The thing is, whether you’re physically or mentally capable of taking care of yourself, does not determine whether you’re an adult, and whether you’re an adult, does not determine your respectability. The idea that an adult should be capable of caring for themself, is ableist. The idea that an adult (at least, one who displays adult abilities) is more respectable than a child, is not just ableist but ageist too.
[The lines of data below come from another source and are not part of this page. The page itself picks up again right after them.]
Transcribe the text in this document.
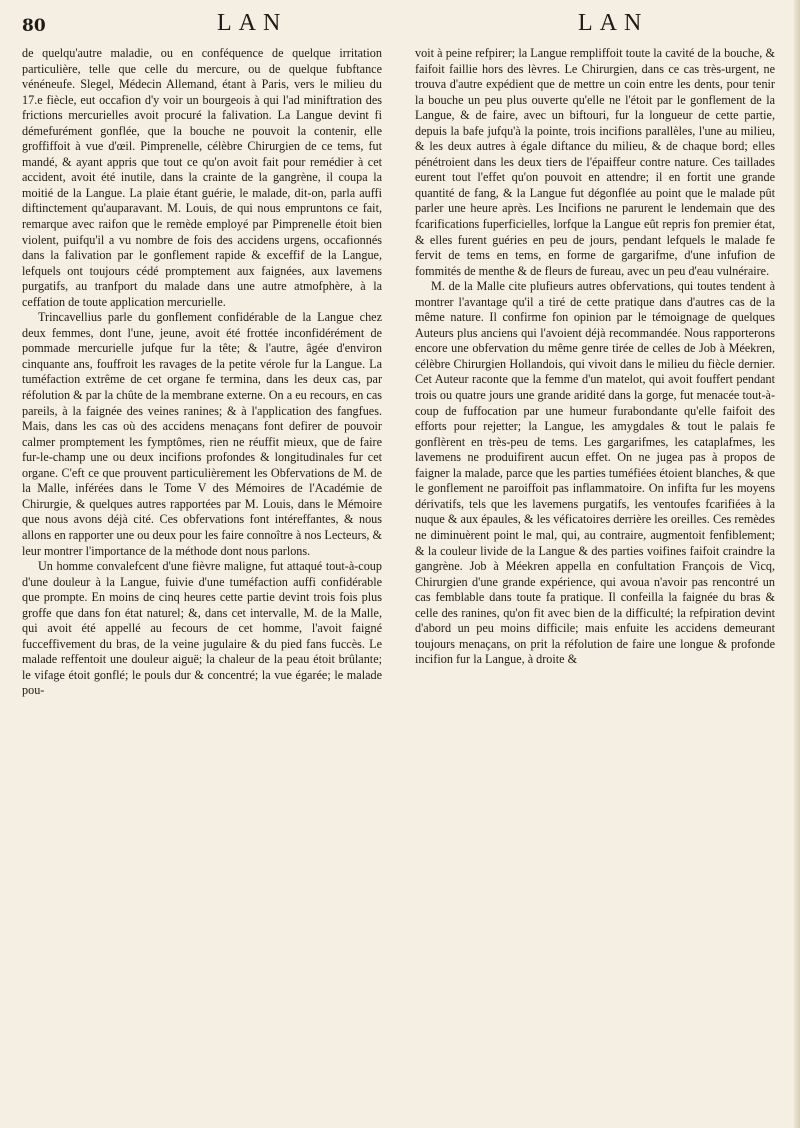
80	LAN	LAN

de quelqu'autre maladie, ou en conféquence de quelque irritation particulière, telle que celle du mercure, ou de quelque fubftance vénéneufe. Slegel, Médecin Allemand, étant à Paris, vers le milieu du 17.e fiècle, eut occafion d'y voir un bourgeois à qui l'ad miniftration des frictions mercurielles avoit procuré la falivation. La Langue devint fi démefurément gonflée, que la bouche ne pouvoit la contenir, elle groffiffoit à vue d'œil. Pimprenelle, célèbre Chirurgien de ce tems, fut mandé, & ayant appris que tout ce qu'on avoit fait pour remédier à cet accident, avoit été inutile, dans la crainte de la gangrène, il coupa la moitié de la Langue. La plaie étant guérie, le malade, dit-on, parla auffi diftinctement qu'auparavant. M. Louis, de qui nous empruntons ce fait, remarque avec raifon que le remède employé par Pimprenelle étoit bien violent, puifqu'il a vu nombre de fois des accidens urgens, occafionnés dans la falivation par le gonflement rapide & exceffif de la Langue, lefquels ont toujours cédé promptement aux faignées, aux lavemens purgatifs, au tranfport du malade dans une autre atmofphère, à la ceffation de toute application mercurielle.

Trincavellius parle du gonflement confidérable de la Langue chez deux femmes, dont l'une, jeune, avoit été frottée inconfidérément de pommade mercurielle jufque fur la tête; & l'autre, âgée d'environ cinquante ans, fouffroit les ravages de la petite vérole fur la Langue. La tuméfaction extrême de cet organe fe termina, dans les deux cas, par réfolution & par la chûte de la membrane externe. On a eu recours, en cas pareils, à la faignée des veines ranines; & à l'application des fangfues. Mais, dans les cas où des accidens menaçans font defirer de pouvoir calmer promptement les fymptômes, rien ne réuffit mieux, que de faire fur-le-champ une ou deux incifions profondes & longitudinales fur cet organe. C'eft ce que prouvent particulièrement les Obfervations de M. de la Malle, inférées dans le Tome V des Mémoires de l'Académie de Chirurgie, & quelques autres rapportées par M. Louis, dans le Mémoire que nous avons déjà cité. Ces obfervations font intéreffantes, & nous allons en rapporter une ou deux pour les faire connoître à nos Lecteurs, & leur montrer l'importance de la méthode dont nous parlons.

Un homme convalefcent d'une fièvre maligne, fut attaqué tout-à-coup d'une douleur à la Langue, fuivie d'une tuméfaction auffi confidérable que prompte. En moins de cinq heures cette partie devint trois fois plus groffe que dans fon état naturel; &, dans cet intervalle, M. de la Malle, qui avoit été appellé au fecours de cet homme, l'avoit faigné fucceffivement du bras, de la veine jugulaire & du pied fans fuccès. Le malade reffentoit une douleur aiguë; la chaleur de la peau étoit brûlante; le vifage étoit gonflé; le pouls dur & concentré; la vue égarée; le malade pou-

voit à peine refpirer; la Langue rempliffoit toute la cavité de la bouche, & faifoit faillie hors des lèvres. Le Chirurgien, dans ce cas très-urgent, ne trouva d'autre expédient que de mettre un coin entre les dents, pour tenir la bouche un peu plus ouverte qu'elle ne l'étoit par le gonflement de la Langue, & de faire, avec un biftouri, fur la longueur de cette partie, depuis la bafe jufqu'à la pointe, trois incifions parallèles, l'une au milieu, & les deux autres à égale diftance du milieu, & de chaque bord; elles pénétroient dans les deux tiers de l'épaiffeur contre nature. Ces taillades eurent tout l'effet qu'on pouvoit en attendre; il en fortit une grande quantité de fang, & la Langue fut dégonflée au point que le malade pût parler une heure après. Les Incifions ne parurent le lendemain que des fcarifications fuperficielles, lorfque la Langue eût repris fon premier état, & elles furent guéries en peu de jours, pendant lefquels le malade fe fervit de tems en tems, en forme de gargarifme, d'une infufion de fommités de menthe & de fleurs de fureau, avec un peu d'eau vulnéraire.

M. de la Malle cite plufieurs autres obfervations, qui toutes tendent à montrer l'avantage qu'il a tiré de cette pratique dans d'autres cas de la même nature. Il confirme fon opinion par le témoignage de quelques Auteurs plus anciens qui l'avoient déjà recommandée. Nous rapporterons encore une obfervation du même genre tirée de celles de Job à Méekren, célèbre Chirurgien Hollandois, qui vivoit dans le milieu du fiècle dernier. Cet Auteur raconte que la femme d'un matelot, qui avoit fouffert pendant trois ou quatre jours une grande aridité dans la gorge, fut menacée tout-à-coup de fuffocation par une humeur furabondante qu'elle faifoit des efforts pour rejetter; la Langue, les amygdales & tout le palais fe gonflèrent en très-peu de tems. Les gargarifmes, les cataplafmes, les lavemens ne produifirent aucun effet. On ne jugea pas à propos de faigner la malade, parce que les parties tuméfiées étoient blanches, & que le gonflement ne paroiffoit pas inflammatoire. On infifta fur les moyens dérivatifs, tels que les lavemens purgatifs, les ventoufes fcarifiées à la nuque & aux épaules, & les véficatoires derrière les oreilles. Ces remèdes ne diminuèrent point le mal, qui, au contraire, augmentoit fenfiblement; & la couleur livide de la Langue & des parties voifines faifoit craindre la gangrène. Job à Méekren appella en confultation François de Vicq, Chirurgien d'une grande expérience, qui avoua n'avoir pas rencontré un cas femblable dans toute fa pratique. Il confeilla la faignée du bras & celle des ranines, qu'on fit avec bien de la difficulté; la refpiration devint d'abord un peu moins difficile; mais enfuite les accidens demeurant toujours menaçans, on prit la réfolution de faire une longue & profonde incifion fur la Langue, à droite &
Honestly, I don’t care whether I’m an adult. I don’t care whether my abilities reflect my age. I care that I’m an individual and have individual needs. In some areas, I’m self-reliant. In other areas, I require practical care. In others, I require guidance. None of this makes me deserve less human dignity. Similarly, children and persons of any age with intellectual disabilities deserve as much human dignity and respect as a healthy adult does. We treat them differently, of course, but that is because they have different abilities, difficulties and needs. A child is different from an adult, and an adult with a disability is different from a non-disabled adult, but that doesn’t make them a child. Everyone is an individual who deserves to be treated like an individual with dignity and human rights.

Excusing or Accepting

Many of the people who commented on my previous post, most of them likely unfamiliar with disability rights, commented on a particular part of it: that in which I talked about disabled people being carelessly excused from meeting normal expectations. While it is true that a disabiity in itself should not be a reason to excuse people, in the sense that people think of the disabled as pitifu and therefre to be excused, disability equality goes far beyond equal expectations. Actually, unless a disabled person commits a crime, they are entitled to the same civil rights and inclusion that abled people are. “Normal”, that is, non-disabled standards of performance should not be relevant here.
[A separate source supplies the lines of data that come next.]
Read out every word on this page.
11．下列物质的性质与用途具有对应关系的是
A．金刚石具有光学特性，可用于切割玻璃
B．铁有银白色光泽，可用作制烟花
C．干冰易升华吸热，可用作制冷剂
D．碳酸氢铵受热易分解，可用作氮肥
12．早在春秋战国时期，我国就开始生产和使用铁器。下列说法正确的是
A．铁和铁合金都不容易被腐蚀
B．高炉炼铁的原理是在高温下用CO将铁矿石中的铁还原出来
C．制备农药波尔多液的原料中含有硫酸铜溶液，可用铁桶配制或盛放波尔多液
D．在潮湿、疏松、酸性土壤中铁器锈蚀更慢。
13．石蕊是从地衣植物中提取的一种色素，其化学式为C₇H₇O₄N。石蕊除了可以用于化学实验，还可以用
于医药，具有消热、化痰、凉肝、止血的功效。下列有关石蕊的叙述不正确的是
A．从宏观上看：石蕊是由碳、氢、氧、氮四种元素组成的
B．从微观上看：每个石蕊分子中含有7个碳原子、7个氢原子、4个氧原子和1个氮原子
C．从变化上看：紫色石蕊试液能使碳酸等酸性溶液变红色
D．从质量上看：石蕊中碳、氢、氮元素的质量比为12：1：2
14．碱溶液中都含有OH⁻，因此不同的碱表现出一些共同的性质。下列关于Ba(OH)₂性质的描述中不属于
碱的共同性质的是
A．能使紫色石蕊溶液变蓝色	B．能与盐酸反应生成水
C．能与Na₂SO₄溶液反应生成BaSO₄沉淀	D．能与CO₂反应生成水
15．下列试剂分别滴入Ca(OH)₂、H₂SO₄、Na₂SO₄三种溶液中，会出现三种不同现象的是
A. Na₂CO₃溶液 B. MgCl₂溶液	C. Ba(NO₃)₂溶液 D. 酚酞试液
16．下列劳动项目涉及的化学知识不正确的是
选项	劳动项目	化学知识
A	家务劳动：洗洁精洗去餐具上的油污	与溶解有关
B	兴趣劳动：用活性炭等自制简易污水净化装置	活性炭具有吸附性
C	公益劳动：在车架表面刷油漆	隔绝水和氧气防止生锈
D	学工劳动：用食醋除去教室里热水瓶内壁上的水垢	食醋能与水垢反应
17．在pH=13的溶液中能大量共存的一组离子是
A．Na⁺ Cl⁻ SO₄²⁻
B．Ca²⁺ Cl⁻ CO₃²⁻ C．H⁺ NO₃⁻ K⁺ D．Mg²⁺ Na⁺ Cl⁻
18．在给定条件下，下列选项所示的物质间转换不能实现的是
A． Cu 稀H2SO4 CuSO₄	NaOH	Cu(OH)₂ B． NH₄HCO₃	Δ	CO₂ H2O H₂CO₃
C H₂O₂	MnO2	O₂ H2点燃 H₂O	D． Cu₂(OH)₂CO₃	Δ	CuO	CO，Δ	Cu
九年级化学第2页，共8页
People have a right to acceptance, and, while this means they should be expected to behave in an acceptable manner, what this means is really up for debate. Is an autistic not acceptable because they scream? An effort should of course be made to help the autistic unlearn this behavior, but if they can’t, that doesn’t make them less acceptable as a person.

We need to make the distinction here between the behavior and the person. All people have some annoying behaviors that are unacceptable to at least a number of others. We can disapprove of this behavior, but we shouldn’t be excluding the person for this. Note, please, that my comment about annoying behavior goes for disabled as well as non-disabled people. Once a person has a disability, however, accepting them in spite of inappropriate behavior is often seen as excusing.

Disability Hierarchies

Last week, K at Transcending CP wrote an interesitnb blog post on the “us” vs. “them” mentality non-disabled people have about people with disabilities. I commented and mentioned several ways the disabled themsleves have an “us” vs. “them” mentality towards other disabled people. Today, I want to expand on this by discussing disability hierarchies.

First, there is the hierarchy of severity of one particular disability. For example, at the school for the blind which I went to from fourth until sixth grade, the people with some vision had a lively competition of who could see best. We even used to introduce ourselves as “Johnny who has 20/400”. I only actively competed in my first year at this particular school, because in fifthe grade, the partially sighted children (I was going to write “partials” here) and braille readers were merged and I was in a class with only one other braille reader with some vision, who avoided this competition it seemed.

Similarly, among autistic people there is a competition. If you go to Wrong Planet or another Aspie-dominated site, you’ll see that most people there don’t want to associate with “low-functioning” autistics. As a person who is only “high-functioning” in terms of IQ and who despises this hierarchy, I don’t like this. It’s like those with “low-functioning” autism have no right to the acceptance that the “high-functioning” want.

Then there are disability hierarchies that cross lines between different disabilities. An example is my having bullied an intellectually disabled child when I was at the aforementioned school for the blind. I apparently felt that intellectual disability made someone less of a worthwhile human being than visual impairment. I don’t think I actually thought that deeply, but I did bully this girl because of her intellectul impairment. Adults with physical or sensory impairments do have the ability to actually think about this, and it is reflected in statements like “You may be able-bodied but I am able-minded”.

Conversely, the more visible disabilities tend to be viewed as more “real”by some people than developmental or psychiatric disabilities. As a poignant aexample, my psychologist, when describing my disabilities, only mentioned my visual impairment and my slight motor deficits. Also, when I was still on the locked ward several years ago, there was a partially sighted, hard-of-hearing man on my ward who obviously also had severe mental illness. Because of his limited but existent sight and hearing, he was expected to do a few chores that I, being totally blind, was excused from. At one time, I heard a nurse tell him: “You may be twice-disabled, but you are not thrice-disabled.”

For a long time, disabled people have been “them”. The Black civil rights movement was grounded in the belief that Black people are just as capable as Whites. Then the blind and physically disabled and Deaf movements were grounded on the idea that people with sensory or physical disabilities are, with reasonable accommodations, just as capable as people without disabilities. Now people with developmental and psychiatric disabilities are demanding civil rights, an sometimes this si grounded on the same principles, hence creating a new “them” for those who don’t meet the “just as capable” standard. It is my hope that, at one point, we can live without the “us” vs. “them” mentality, but this hope may be idle. After all, as a human race, are we truly evolved enough to recognize each of us as equal? And if we were, then animal rights activists would say that’s still not good enough. Rights activism always demands a shift from “them” to “us” but will there ever not be “them”? And if so, will we survive?